An alternative solution might be to learn to manage the reactions of others instead. The charity Changing Faces has great advice. They suggest using an Explain-Reassure-Distract method to deal with comments or questions. For example:

 

Explain: “I have psoriasis.”

Reassure: “It’s not catching. Don’t let it bother you.”

 Distract: “Have you been here before?” Or “Did you see the football last night?”

 

In this way, the person with psoriasis can take control of the conversation and limit its potential to cause upset.

There is an article in The Psychologist by James Partridge and Adam Pearson, two inspirational men with visible differences.

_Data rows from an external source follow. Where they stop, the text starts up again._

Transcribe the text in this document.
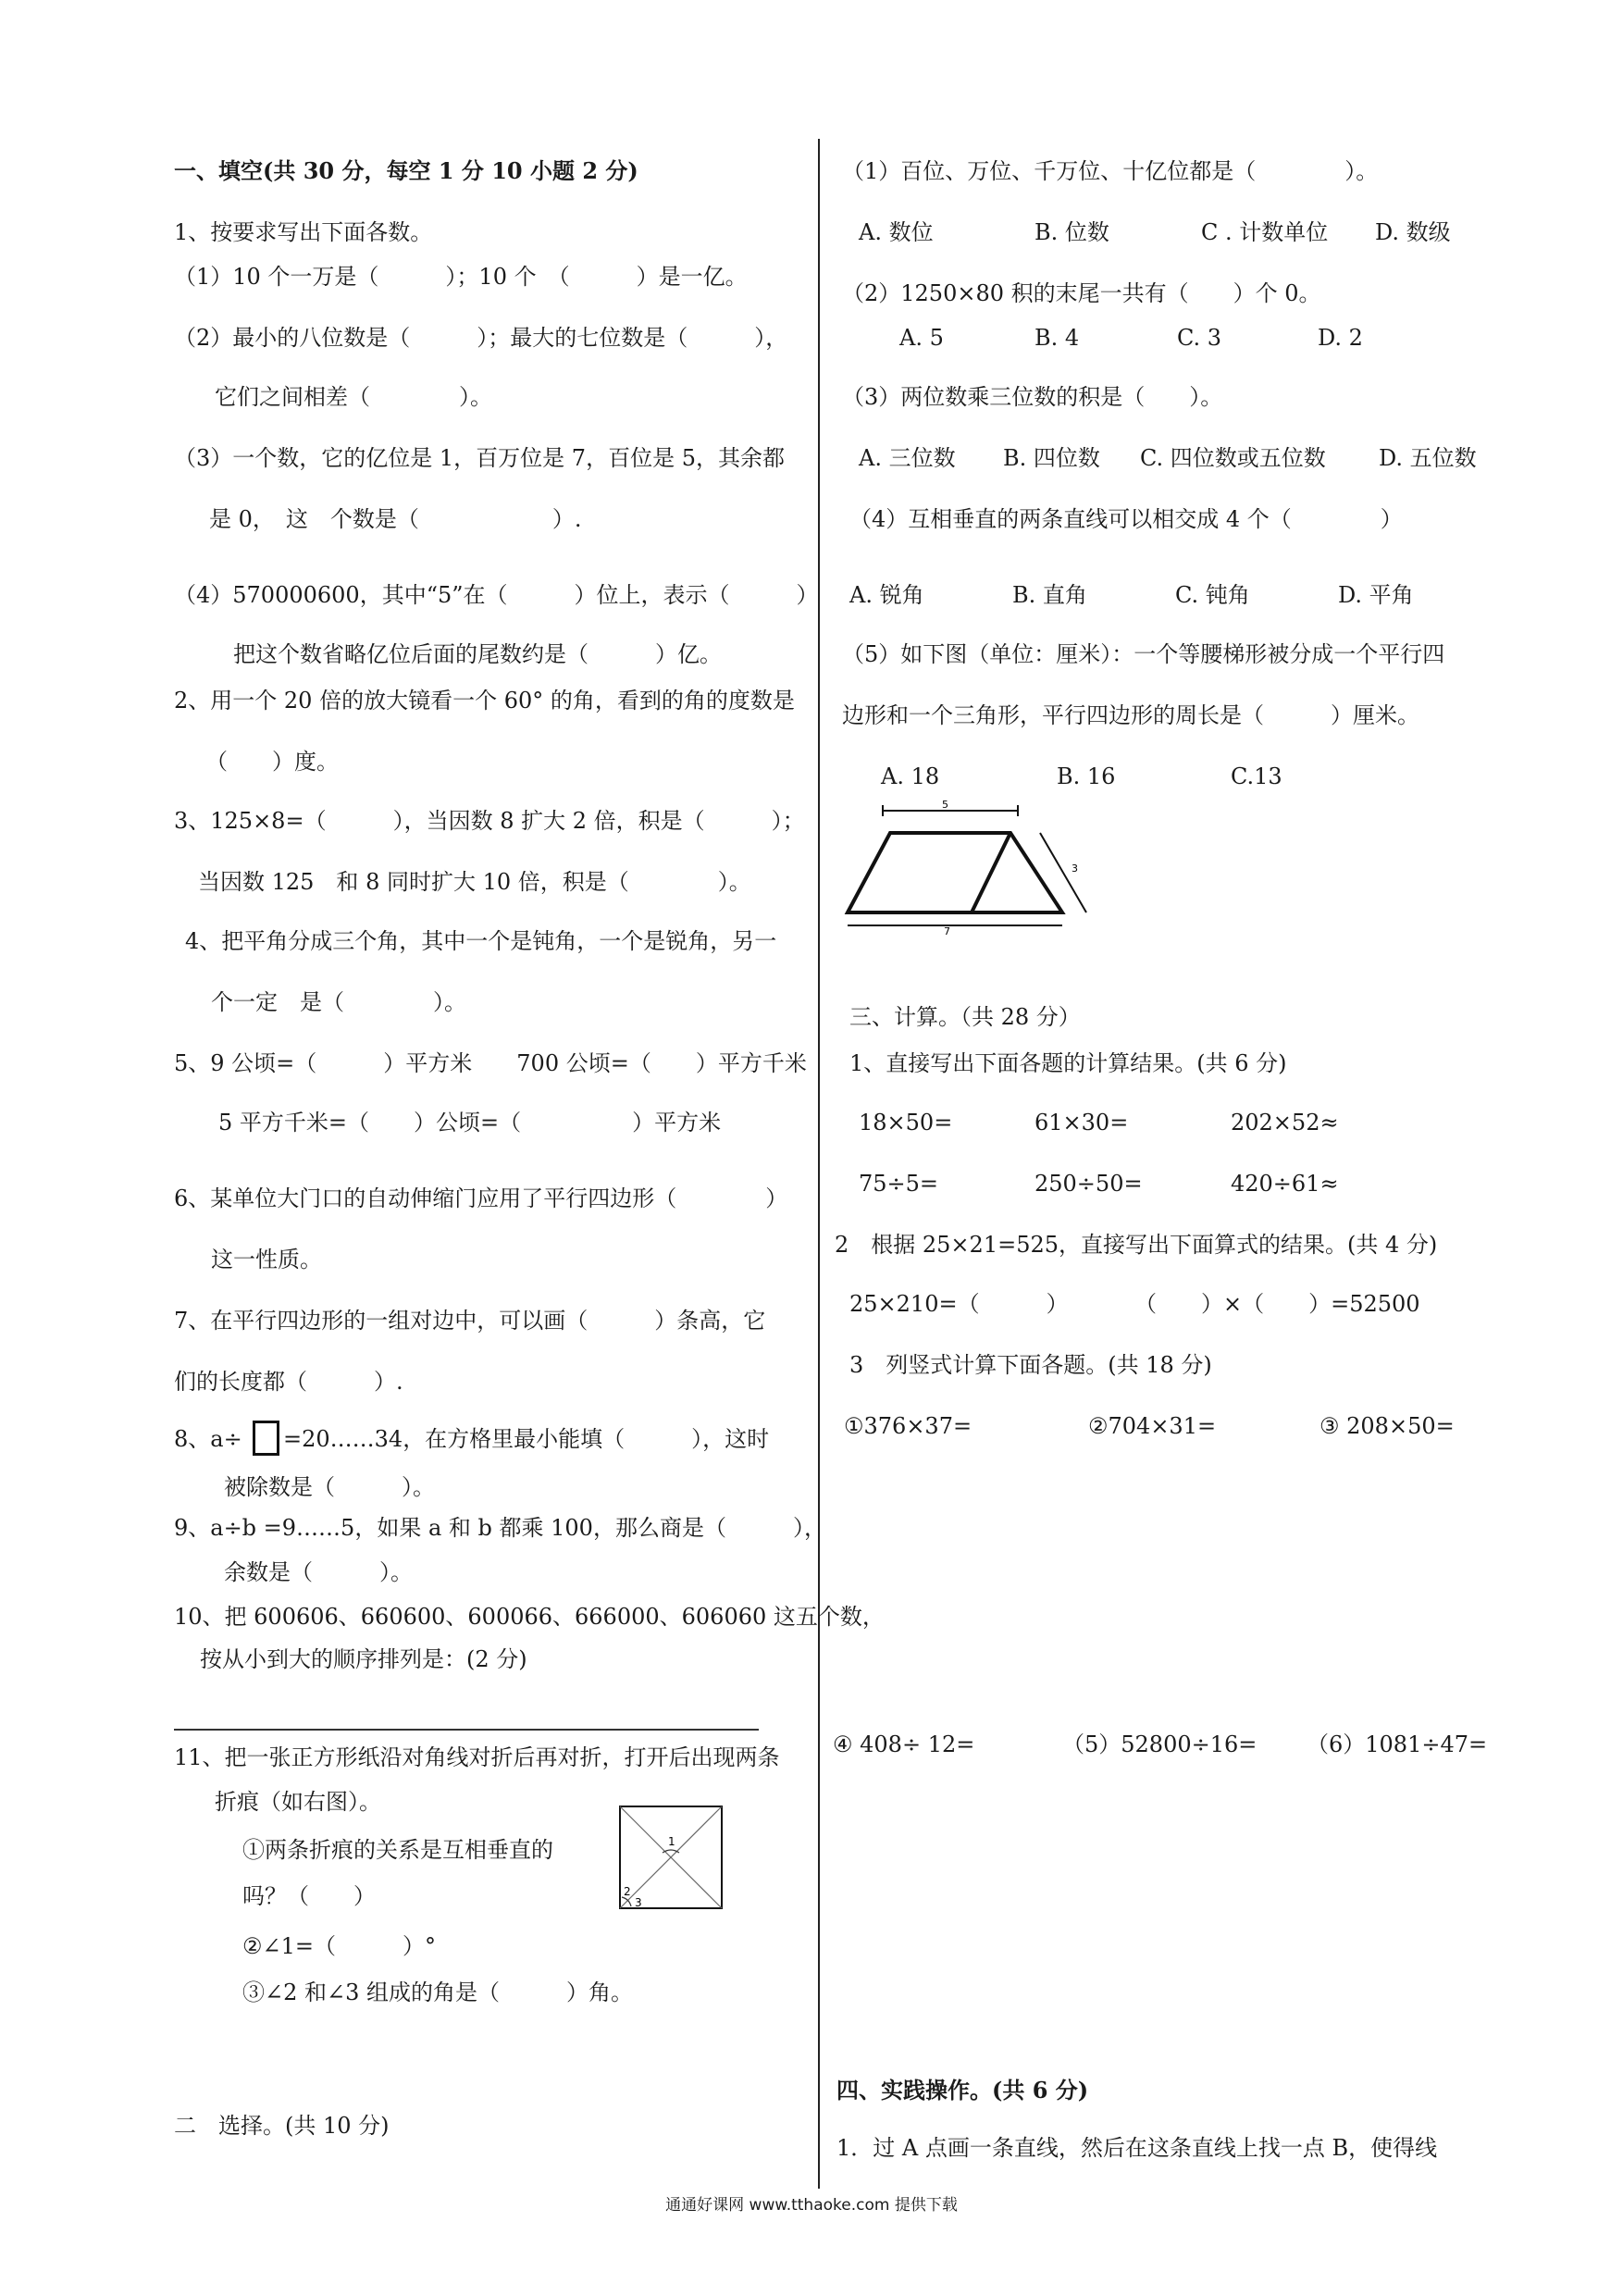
一、填空(共 30 分，每空 1 分 10 小题 2 分)
1、按要求写出下面各数。
（1）10 个一万是（　　　）；10 个　（　　　）是一亿。
（2）最小的八位数是（　　　）；最大的七位数是（　　　），
它们之间相差（　　　　）。
（3）一个数，它的亿位是 1，百万位是 7，百位是 5，其余都
是 0，　这　个数是（　　　　　　）.
（4）570000600，其中“5”在（　　　）位上，表示（　　　）
把这个数省略亿位后面的尾数约是（　　　）亿。
2、用一个 20 倍的放大镜看一个 60° 的角，看到的角的度数是
（　　）度。
3、125×8=（　　　），当因数 8 扩大 2 倍，积是（　　　）；
当因数 125　和 8 同时扩大 10 倍，积是（　　　　）。
4、把平角分成三个角，其中一个是钝角，一个是锐角，另一
个一定　是（　　　　）。
5、9 公顷=（　　　）平方米　　700 公顷=（　　）平方千米
5 平方千米=（　　）公顷=（　　　　　）平方米
6、某单位大门口的自动伸缩门应用了平行四边形（　　　　）
这一性质。
7、在平行四边形的一组对边中，可以画（　　　）条高，它
们的长度都（　　　）.
8、a÷ =20……34，在方格里最小能填（　　　），这时
被除数是（　　　）。
9、a÷b =9……5，如果 a 和 b 都乘 100，那么商是（　　　），
余数是（　　　）。
10、把 600606、660600、600066、666000、606060 这五个数，
按从小到大的顺序排列是：(2 分)
11、把一张正方形纸沿对角线对折后再对折，打开后出现两条
折痕（如右图）。
①两条折痕的关系是互相垂直的
吗？（　　）
②∠1=（　　　）°
③∠2 和∠3 组成的角是（　　　）角。
1
2
3
二　选择。(共 10 分)
（1）百位、万位、千万位、十亿位都是（　　　　）。
A. 数位	B. 位数	C . 计数单位 D. 数级
（2）1250×80 积的末尾一共有（　　）个 0。
A. 5	B. 4	C. 3	D. 2
（3）两位数乘三位数的积是（　　）。
A. 三位数 B. 四位数 C. 四位数或五位数 D. 五位数
（4）互相垂直的两条直线可以相交成 4 个（　　　　）
A. 锐角	B. 直角	C. 钝角	D. 平角
（5）如下图（单位：厘米）：一个等腰梯形被分成一个平行四
边形和一个三角形，平行四边形的周长是（　　　）厘米。
A. 18	B. 16	C.13
5
3
7
三、计算。（共 28 分）
1、直接写出下面各题的计算结果。(共 6 分)
18×50=	61×30=	202×52≈
75÷5=	250÷50=	420÷61≈
2　根据 25×21=525，直接写出下面算式的结果。(共 4 分)
25×210=（　　　）	（　　）×（　　）=52500
3　列竖式计算下面各题。(共 18 分)
①376×37=	②704×31=	③ 208×50=
④ 408÷ 12=	（5）52800÷16= （6）1081÷47=
四、实践操作。(共 6 分)
1．过 A 点画一条直线，然后在这条直线上找一点 B，使得线
通通好课网 www.tthaoke.com 提供下载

They suggest that if you have a disfigurement you have to be more socially skilled to help manage the reactions of others.   Both James, who was badly burned in a car accident, and Adam, who has Type 1 neurofibromatosis, have learned to do this:

James:

I experimented with different levels of eye-contact, handshake, verbal energy and body language, and found out and eventually mastered the skills to deal with the scared-ness I met – ‘scared’ being an acronym for staring, curiosity, anguish, recoil, embarrassment and dread. These skills mediated the effect of my outside and boosted my inside too.

Adam:

I discovered too how to control a social situation – just going up to someone who is staring or acting funny and saying ‘Hi’ is a really good way of breaking the ice and showing your human side.

There is no doubt that facing the world, plaques and all, takes a great deal of courage. But, like all things, it gets easier with practise. Decide how you want to explain, reassure and distract. Choose your own words and try them out on your family or in the mirror.

If you have a child with psoriasis, practise it with them so they can use it at school. Instead of getting cross if someone asks what is wrong with your child, model an “explain, reassure, distract” response so your child can learn from watching you. Be prepared and then you won’t get upset, flustered or angry in the heat of the moment.

Stop hiding away. Take a deep breath and get out there!

 

References

Oaten, M., Stevenson, R.J. and Case, T.I. (2009). Psychological Disgust as a Disease-Avoidance Mechanism. Psychological Bulletin, Vol. 135 (2), 303–321.

Partridge, J. and Pearson, A. (2008). Don’t worry…it’s the inside that counts. The Psychologist, 21, 490-491.